Jika pemikir Barat mengklaim bahwa kebenaran hanya tampak oleh mata, bagaimana mereka memikirkan apa itu perasaan, cinta, ruh, mimpi, nyawa, yang notabenenya tidak terlihat namun benar-benar manusia rasakan?

Oleh sebab itu, dalam mengkaji agama sebagai objek ilmu pengetahuan, alangkah baiknya bila berangkat dari apa yang para pemeluk agama rasakan. Maksudnya, para pengkaji agama sedikit-banyak harus merasakan pengalaman spiritual yang dialami oleh pemeluk agama agar datanya tidak berat sebelah.

Jika para pengkaji agama berangkat dari tolak ukur filsafat empirisme, maka tak ubahnya melihat dunia dari dalam tempurung. Mereka tidak bisa menyelami dalamnya lautan agama. Mereka hanya melihat agama dari kaca mata filsafat, bukan pemeluk agamanya sendiri.

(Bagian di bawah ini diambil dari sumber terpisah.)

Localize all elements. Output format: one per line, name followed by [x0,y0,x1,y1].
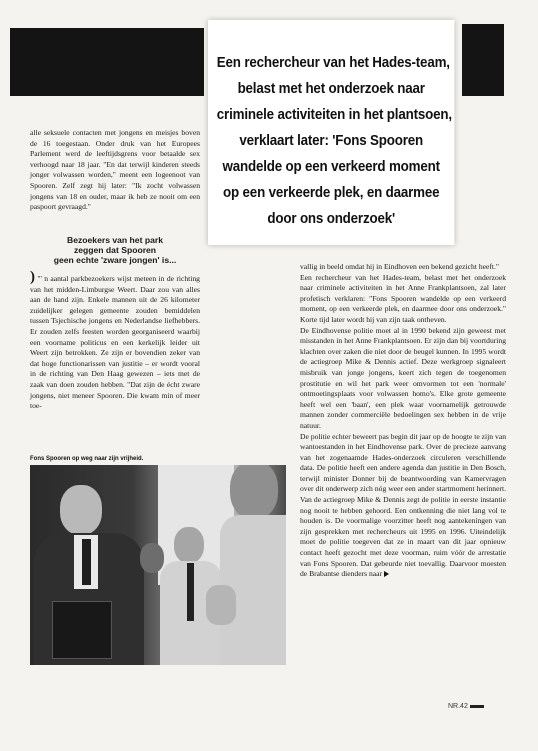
pull-quote [208,20,454,245]
left-column-text [30,269,200,412]
continue-arrow-icon [384,571,389,577]
right-paragraph: Een rechercheur van het Hades-team, belast met het onderzoek naar criminele activiteiten in het Anne Frankplantsoen, zal later profetisch verklaren: "Fons Spooren wandelde op een verkeerd moment, op een verkeerde plek, en daarmee door ons onderzoek." Korte tijd later wordt hij van zijn taak ontheven. [300,272,506,324]
subheading-line: geen echte 'zware jongen' is... [53,255,177,265]
black-bar-left [10,28,204,96]
pull-quote-line: Een rechercheur van het Hades-team, [216,54,450,71]
photo-document [52,601,112,659]
subheading [30,235,200,265]
photo-person-left-tie [82,539,91,585]
pull-quote-line: door ons onderzoek' [267,210,395,227]
black-bar-right [462,24,504,96]
photo-person-background [140,543,164,573]
right-paragraph: vallig in beeld omdat hij in Eindhoven een bekend gezicht heeft." [300,262,499,271]
photo-person-right-arm [206,585,236,625]
left-column-body: "' n aantal parkbezoekers wijst meteen in de richting van het midden-Limburgse Weert. Daar zou van alles aan de hand zijn. Enkele mannen uit de 26 kilometer zuidelijker gelegen gemeente zouden bemiddelen tussen Tsjechische jongens en Nederlandse liefhebbers. Er zouden zelfs feesten worden georganiseerd waarbij een voorname politicus en een kerkelijk leider uit Weert zijn betrokken. Ze zijn er bovendien zeker van dat hoge functionarissen van justitie – er wordt vooral in de richting van Den Haag gewezen – iets met de zaak van doen zouden hebben. "Dat zijn de écht zware jongens, niet meneer Spooren. Die kwam min of meer toe- [30,274,200,411]
intro-text: alle seksuele contacten met jongens en meisjes boven de 16 toegestaan. Onder druk van het Europees Parlement werd de leeftijdsgrens voor betaalde sex verhoogd naar 18 jaar. "En dat terwijl kinderen steeds jonger volwassen worden," meent een logeenoot van Spooren. Zelf zegt hij later: "Ik zocht volwassen jongens van 18 en ouder, maar ik heb ze nooit om een paspoort gevraagd." [30,128,200,212]
intro-paragraph [30,128,200,213]
page-number-text: NR.42 [448,703,468,710]
pull-quote-line: wandelde op een verkeerd moment [222,158,440,175]
photo-caption: Fons Spooren op weg naar zijn vrijheid. [30,456,144,462]
photo-person-right-head [230,465,278,519]
photo-person-center-tie [187,563,194,621]
photo [30,465,286,665]
right-paragraph-last [300,432,506,580]
pull-quote-line: criminele activiteiten in het plantsoen, [216,106,452,123]
left-column [30,269,200,412]
photo-person-left-head [60,485,102,535]
subheading-line: zeggen dat Spooren [73,245,157,255]
right-paragraph-text: De politie echter beweert pas begin dit jaar op de hoogte te zijn van wantoestanden in het Eindhovense park. Over de precieze aanvang van het zogenaamde Hades-onderzoek circuleren verschillende data. De politie heeft een andere agenda dan justitie in Den Bosch, terwijl minister Donner bij de beantwoording van Kamervragen over dit onderwerp zich nóg weer een ander startmoment herinnert. Van de actiegroep Mike & Dennis zegt de politie in eerste instantie nog nooit te hebben gehoord. Een ontkenning die niet lang vol te houden is. De voormalige voorzitter heeft nog aantekeningen van zijn gesprekken met rechercheurs uit 1995 en 1996. Uiteindelijk moet de politie toegeven dat ze in maart van dit jaar opnieuw contact heeft gezocht met deze voorman, ruim vóór de arrestatie van Fons Spooren. Dat gebeurde niet toevallig. Daarvoor moesten de Brabantse dienders naar [300,431,506,579]
page-number-bar-icon [470,705,484,708]
drop-cap: ) [30,269,35,285]
page-number [448,703,484,710]
subheading-line: Bezoekers van het park [66,235,163,245]
pull-quote-line: verklaart later: 'Fons Spooren [239,132,423,149]
right-column [300,262,506,580]
pull-quote-line: op een verkeerde plek, en daarmee [223,184,440,201]
pull-quote-line: belast met het onderzoek naar [237,80,425,97]
photo-person-center-head [174,527,204,563]
right-paragraph: De Eindhovense politie moet al in 1990 bekend zijn geweest met misstanden in het Anne Frankplantsoen. Er zijn dan bij voortduring klachten over zaken die niet door de beugel kunnen. In 1995 wordt de actiegroep Mike & Dennis actief. Deze werkgroep signaleert misbruik van jonge jongens, keert zich tegen de toegenomen prostitutie en wil het park weer omvormen tot een 'normale' ontmoetingsplaats voor volwassen homo's. Elke grote gemeente heeft wel een 'baan', een plek waar voornamelijk getrouwde mannen zonder commerciële bedoelingen sex hebben in de vrije natuur. [300,325,506,430]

Meski begitu, agama dan filsafat bukanlah dua hal yang mesti dipertentangkan. Keduanya berkelindan saling melengkapi. Agama bergerak dalam dimensi batiniah membentuk moral etis nilai-nilai adiluhung kemanusiaan, sementara itu filsafat bergerak di dimensi praksis-material yang mempermudah kehidupan manusia dalam memenuhi kebutuhan-kebutuhan lahiriah.